Briefe meist etwa 5–7 %, Berichte oft 8–12 %, Handouts/Präsentationen schnell 12–20 % oder mehr.
So schätzt du deine echten Druckkosten
- Seitenzähler notieren: Beim Einsetzen den Startwert festhalten, beim Wechsel erneut ablesen.
- Tatsächliche Seiten berechnen: Endstand minus Startstand = reale Seitenleistung.
- Kosten pro Seite rechnen:
Kosten/Seite = Preis Toner ÷ tatsächliche Seiten. - 2–3 Wechsel vergleichen: Mehrere Messungen liefern verlässlichere Mittelwerte.
- Druckverhalten optimieren: Schwarzweiß-Vorgabe, Eco-Modus, Duplex und gebündelte Jobs senken die Seitenkosten oft deutlich.
Wenn du regelmäßig druckst, sind eigene Zählerdaten fast immer wertvoller als reine ISO-Werbung auf der Verpackung.
Praxisbeispiel & Mini-Rechner
Beispiel: Die Kartusche kostet 69 €. Dein Seitenzähler steigt von 12.340 auf 16.990.
Tatsächliche Seiten: 16.990 − 12.340 = 4.650 Seiten
Kosten/Seite: 69 € ÷ 4.650 ≈ 0,0148 € = rund 1,5 Cent pro Seite
Tipp: Wiederhole diese Messung bei 2–3 Kartuschen und bilde den Mittelwert. So werden Ausreißer geglättet.
FAQ
Was bedeuten „5 % Deckung“ in der Praxis?
Warum ist meine Farbreichweite kleiner als angegeben?
Kann ich ISO-Werte überhaupt gebrauchen?
Wie spare ich Toner ohne sichtbaren Qualitätsverlust?
Welche Seite erklärt die ISO-Normen selbst?
Reichweite verstanden? Hier findest du passende Modelle: Kompatible Tonerkartuschen.

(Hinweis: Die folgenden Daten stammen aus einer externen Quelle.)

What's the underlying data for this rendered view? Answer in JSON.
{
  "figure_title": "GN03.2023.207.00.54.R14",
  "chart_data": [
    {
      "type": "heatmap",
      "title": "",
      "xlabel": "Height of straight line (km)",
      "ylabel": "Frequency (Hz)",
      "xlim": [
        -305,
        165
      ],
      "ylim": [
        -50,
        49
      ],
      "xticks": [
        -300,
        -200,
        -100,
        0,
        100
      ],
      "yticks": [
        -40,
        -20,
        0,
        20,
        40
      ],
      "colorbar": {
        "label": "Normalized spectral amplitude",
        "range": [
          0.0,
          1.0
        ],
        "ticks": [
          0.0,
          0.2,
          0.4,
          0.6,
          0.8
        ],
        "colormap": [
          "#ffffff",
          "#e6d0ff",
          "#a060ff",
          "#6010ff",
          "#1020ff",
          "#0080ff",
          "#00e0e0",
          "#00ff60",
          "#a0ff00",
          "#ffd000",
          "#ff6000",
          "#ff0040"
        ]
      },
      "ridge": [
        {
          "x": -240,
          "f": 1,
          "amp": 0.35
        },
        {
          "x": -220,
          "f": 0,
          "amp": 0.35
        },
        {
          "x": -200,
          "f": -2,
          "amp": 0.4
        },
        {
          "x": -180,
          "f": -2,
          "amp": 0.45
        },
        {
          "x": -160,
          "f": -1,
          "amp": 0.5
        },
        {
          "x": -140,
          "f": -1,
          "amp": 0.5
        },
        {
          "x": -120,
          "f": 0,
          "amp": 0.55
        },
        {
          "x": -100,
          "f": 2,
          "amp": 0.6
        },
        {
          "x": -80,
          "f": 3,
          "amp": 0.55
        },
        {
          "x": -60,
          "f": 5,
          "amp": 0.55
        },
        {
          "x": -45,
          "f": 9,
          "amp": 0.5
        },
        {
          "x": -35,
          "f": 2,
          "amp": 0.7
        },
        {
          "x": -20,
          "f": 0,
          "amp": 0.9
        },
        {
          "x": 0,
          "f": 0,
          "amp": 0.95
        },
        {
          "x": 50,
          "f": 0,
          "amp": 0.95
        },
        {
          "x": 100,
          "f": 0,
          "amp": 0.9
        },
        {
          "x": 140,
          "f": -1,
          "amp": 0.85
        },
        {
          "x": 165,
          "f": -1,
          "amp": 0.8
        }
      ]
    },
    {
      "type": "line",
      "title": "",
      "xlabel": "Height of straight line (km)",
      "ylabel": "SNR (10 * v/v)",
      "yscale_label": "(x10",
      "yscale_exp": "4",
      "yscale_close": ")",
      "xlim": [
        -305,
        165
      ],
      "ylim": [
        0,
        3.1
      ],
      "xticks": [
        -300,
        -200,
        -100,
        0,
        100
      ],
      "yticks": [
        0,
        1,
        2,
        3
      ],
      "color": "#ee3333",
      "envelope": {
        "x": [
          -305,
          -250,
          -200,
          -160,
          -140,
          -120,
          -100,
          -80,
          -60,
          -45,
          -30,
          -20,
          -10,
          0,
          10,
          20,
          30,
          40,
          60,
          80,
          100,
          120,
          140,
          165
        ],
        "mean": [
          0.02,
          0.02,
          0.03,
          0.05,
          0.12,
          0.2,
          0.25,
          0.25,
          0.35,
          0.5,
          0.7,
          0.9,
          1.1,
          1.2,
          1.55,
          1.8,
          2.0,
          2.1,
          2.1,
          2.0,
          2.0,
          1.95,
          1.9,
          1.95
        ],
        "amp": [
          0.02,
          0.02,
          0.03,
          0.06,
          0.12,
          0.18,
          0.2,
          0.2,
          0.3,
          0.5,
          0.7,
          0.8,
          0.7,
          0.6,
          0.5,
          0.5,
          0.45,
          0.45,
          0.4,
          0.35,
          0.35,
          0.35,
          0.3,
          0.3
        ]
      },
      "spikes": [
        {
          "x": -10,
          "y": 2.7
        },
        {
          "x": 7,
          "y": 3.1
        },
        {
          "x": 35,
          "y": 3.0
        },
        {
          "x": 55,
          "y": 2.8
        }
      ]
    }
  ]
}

Quellen & weiterführende Hinweise
- ISO/IEC 19752 – Methodik zur Ermittlung der Seitenleistung (Monochrom-Laser)
- ISO/IEC 19798 – Methodik zur Ermittlung der Seitenleistung (Farb-Laser)
- ISO/IEC 24712 – Referenzseiten für die Ermittlung der Farbreichweite
- Blauer Engel DE-UZ 219 – Bürogeräte mit Druckfunktion
- ENERGY STAR – Imaging Equipment
Hinweis: ISO-Angaben sind für Vergleichbarkeit gedacht. Für Budget, Einkauf und Reichweitenplanung solltest du immer eigene Praxisdaten ergänzen.